EHRM 23 februari 2016, Garib t. Nederland

Het Europese Hof voor de Rechten van de Mens (EHRM of het Hof) heeft op 23 februari 2016 geoordeeld dat in de zaak [Garib t. Nederland] geen sprake is van een schending van artikel 2 van het Vierde Protocol van het Europese Verdrag voor de Rechten van de Mens (EVRM) (recht om vrijelijk woonplaats te kiezen).

De zaak betrof de klacht van een vrouw met een bijstandsuitkering over een door het gemeentebestuur van Rotterdam aan haar opgelegde beperking, op grond van de Wet bijzondere maatregelen grootstedelijke problematiek, om een woonplaats te kiezen.

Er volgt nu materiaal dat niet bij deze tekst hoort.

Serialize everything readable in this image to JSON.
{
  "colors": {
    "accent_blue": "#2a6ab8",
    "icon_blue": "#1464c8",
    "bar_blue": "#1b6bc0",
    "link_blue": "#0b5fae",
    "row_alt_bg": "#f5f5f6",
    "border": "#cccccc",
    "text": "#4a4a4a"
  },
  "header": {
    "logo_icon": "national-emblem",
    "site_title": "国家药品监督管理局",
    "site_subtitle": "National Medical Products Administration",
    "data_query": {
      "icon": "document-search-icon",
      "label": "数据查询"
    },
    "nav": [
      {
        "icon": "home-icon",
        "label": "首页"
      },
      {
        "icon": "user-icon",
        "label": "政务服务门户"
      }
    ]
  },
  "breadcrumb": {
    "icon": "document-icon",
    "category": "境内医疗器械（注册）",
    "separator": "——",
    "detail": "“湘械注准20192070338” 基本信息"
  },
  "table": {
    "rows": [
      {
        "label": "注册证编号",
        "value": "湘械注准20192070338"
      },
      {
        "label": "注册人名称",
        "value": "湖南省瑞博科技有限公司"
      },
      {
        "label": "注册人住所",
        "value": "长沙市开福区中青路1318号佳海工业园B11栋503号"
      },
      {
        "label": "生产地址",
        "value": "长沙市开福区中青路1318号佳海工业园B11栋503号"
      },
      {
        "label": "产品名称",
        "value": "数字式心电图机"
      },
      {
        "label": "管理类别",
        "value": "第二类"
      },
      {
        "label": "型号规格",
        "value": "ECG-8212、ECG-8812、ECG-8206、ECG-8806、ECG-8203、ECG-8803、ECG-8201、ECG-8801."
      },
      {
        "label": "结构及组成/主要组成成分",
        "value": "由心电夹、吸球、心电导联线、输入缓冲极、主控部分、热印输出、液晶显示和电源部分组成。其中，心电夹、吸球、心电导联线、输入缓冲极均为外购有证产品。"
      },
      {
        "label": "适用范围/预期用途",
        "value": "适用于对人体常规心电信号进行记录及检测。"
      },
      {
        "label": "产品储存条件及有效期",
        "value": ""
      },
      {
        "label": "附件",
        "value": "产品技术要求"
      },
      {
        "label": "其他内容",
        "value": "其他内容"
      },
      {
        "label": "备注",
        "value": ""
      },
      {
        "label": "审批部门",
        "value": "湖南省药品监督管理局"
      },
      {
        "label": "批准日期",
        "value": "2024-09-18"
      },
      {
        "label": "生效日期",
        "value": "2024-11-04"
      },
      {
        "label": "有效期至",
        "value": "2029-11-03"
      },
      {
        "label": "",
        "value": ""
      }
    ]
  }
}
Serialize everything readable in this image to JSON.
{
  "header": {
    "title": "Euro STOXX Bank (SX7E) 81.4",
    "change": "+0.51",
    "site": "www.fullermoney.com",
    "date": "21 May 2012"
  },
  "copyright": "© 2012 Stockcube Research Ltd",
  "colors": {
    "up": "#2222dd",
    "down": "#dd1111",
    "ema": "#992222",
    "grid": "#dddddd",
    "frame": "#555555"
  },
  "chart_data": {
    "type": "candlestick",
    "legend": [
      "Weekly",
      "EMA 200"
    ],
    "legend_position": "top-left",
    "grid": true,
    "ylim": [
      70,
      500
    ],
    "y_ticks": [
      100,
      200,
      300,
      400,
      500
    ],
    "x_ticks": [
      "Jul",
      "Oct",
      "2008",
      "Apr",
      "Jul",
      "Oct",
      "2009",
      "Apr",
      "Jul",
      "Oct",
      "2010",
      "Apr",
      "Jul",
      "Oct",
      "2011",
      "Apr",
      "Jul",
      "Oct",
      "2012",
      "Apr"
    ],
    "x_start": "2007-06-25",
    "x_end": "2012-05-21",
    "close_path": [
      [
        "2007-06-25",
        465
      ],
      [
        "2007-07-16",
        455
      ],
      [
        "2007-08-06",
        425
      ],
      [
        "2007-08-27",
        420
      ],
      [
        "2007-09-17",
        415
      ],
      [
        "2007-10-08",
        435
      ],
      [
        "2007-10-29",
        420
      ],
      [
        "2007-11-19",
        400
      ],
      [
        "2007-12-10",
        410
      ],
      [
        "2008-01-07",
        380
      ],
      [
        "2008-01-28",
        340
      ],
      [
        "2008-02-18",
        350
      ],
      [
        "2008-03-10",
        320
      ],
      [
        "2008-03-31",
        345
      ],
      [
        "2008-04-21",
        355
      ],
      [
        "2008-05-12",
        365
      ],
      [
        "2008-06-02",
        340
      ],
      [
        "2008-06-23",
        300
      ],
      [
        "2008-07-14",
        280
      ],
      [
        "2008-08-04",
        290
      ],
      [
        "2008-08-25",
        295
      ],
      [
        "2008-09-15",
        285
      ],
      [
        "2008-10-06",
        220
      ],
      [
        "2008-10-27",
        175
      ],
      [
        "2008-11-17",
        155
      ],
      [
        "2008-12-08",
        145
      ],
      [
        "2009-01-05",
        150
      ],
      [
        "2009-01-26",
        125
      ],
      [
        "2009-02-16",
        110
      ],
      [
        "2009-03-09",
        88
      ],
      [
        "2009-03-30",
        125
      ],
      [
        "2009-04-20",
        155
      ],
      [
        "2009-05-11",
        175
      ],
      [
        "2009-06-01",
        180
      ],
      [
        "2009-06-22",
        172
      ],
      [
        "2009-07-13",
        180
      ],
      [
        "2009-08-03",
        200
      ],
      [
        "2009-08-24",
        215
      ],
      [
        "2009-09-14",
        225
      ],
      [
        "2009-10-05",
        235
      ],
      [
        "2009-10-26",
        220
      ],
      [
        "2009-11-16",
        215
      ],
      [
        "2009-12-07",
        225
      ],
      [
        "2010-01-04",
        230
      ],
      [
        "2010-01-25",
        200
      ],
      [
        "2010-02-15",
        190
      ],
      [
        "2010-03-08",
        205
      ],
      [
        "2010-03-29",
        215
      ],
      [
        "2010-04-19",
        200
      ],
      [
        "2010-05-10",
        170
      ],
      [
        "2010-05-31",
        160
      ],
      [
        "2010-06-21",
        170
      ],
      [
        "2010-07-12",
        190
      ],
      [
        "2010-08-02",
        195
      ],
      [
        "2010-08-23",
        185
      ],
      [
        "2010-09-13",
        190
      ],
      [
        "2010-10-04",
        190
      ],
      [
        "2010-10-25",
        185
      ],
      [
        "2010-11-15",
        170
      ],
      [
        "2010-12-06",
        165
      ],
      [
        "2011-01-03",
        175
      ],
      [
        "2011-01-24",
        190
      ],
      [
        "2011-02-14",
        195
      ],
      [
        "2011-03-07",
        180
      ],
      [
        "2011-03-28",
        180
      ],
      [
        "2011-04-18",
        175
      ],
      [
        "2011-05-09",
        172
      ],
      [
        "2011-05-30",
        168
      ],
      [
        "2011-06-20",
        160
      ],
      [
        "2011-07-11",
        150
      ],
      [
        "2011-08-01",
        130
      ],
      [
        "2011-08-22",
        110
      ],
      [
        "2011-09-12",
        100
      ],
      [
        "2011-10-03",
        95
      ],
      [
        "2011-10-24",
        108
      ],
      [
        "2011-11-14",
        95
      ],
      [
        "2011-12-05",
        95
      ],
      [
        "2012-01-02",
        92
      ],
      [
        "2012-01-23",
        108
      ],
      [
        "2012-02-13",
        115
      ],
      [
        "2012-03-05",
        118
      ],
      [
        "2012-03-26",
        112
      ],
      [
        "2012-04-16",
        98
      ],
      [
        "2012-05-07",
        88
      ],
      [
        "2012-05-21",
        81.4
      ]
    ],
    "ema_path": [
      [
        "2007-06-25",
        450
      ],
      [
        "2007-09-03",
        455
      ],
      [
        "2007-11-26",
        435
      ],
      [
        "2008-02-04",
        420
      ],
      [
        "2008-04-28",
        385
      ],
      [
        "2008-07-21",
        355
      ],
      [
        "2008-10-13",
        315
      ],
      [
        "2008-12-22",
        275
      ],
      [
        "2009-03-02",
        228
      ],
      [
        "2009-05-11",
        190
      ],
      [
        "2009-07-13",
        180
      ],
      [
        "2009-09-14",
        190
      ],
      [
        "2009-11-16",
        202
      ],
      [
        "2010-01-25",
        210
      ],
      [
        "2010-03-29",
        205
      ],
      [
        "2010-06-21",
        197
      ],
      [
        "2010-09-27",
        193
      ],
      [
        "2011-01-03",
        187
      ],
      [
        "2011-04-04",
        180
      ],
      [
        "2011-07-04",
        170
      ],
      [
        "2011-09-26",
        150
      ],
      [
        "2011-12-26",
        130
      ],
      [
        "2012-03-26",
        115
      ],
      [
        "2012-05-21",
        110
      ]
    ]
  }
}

Klaagster, Rohiniedevie Garib, is een Nederlandse alleenstaande moeder met twee kinderen, wiens enige bron van inkomsten een uitkering op grond van de Wet werk en bijstand is. In 2005 is zij gaan wonen in de Tarwewijk in Rotterdam, nadat zij eerder elders had gewoond. De verhuurder van haar woning vroeg haar weg te gaan, omdat hij de woning wenste te renoveren voor eigen gebruik. Hij bood haar een andere woning aan in hetzelfde gebied. Klaagster accepteerde dit aanbod, omdat de aangeboden woning groter was en meer geschikt voor haar en haar twee jonge kinderen. In de tussentijd was de Tarwewijk – een gebied met hoge werkeloosheid – op grond van de Wet bijzondere maatregelen grootstedelijke problematiek aangewezen als gebied waarin gaan wonen als nieuwkomer alleen mogelijk was met een huisvestingsvergunning. Op 8 maart 2007 diende klaagster een aanvraag voor een huisvestingsvergunning in. Het gemeentebestuur wees deze aanvraag op 19 maart 2007 af, op de grond dat mevrouw Garib niet gedurende zes jaren voorafgaand aan de aanvraag in de regio Rotterdam had gewoond. Ook aan een tweede criterium, een inkomenseis op grond waarvan het mogelijk was te worden vrijgesteld van de zes-jaren-eis, voldeed zij, met de bijstandsuitkering, niet.

Het bezwaarschrift van mevrouw Garib tegen het besluit van het gemeentebestuur werd afgewezen. Op 4 april 2008 werd haar beroep tegen de beslissing op bezwaar door de Rechtbank Rotterdam verworpen. Die uitspraak bleef, op 4 februari 2009, in hoger beroep bij de Afdeling bestuursrechtspraak van de Raad van State in stand.
Op 28 juli 2009 diende mevrouw Garib een klacht in bij het EHRM. Zij betoogde dat de maatregelen die haar beperkten in het kiezen van een woning in strijd waren met artikel 2 van het Vierde Protocol van het EVRM (recht om vrijelijk woonplaats te kiezen).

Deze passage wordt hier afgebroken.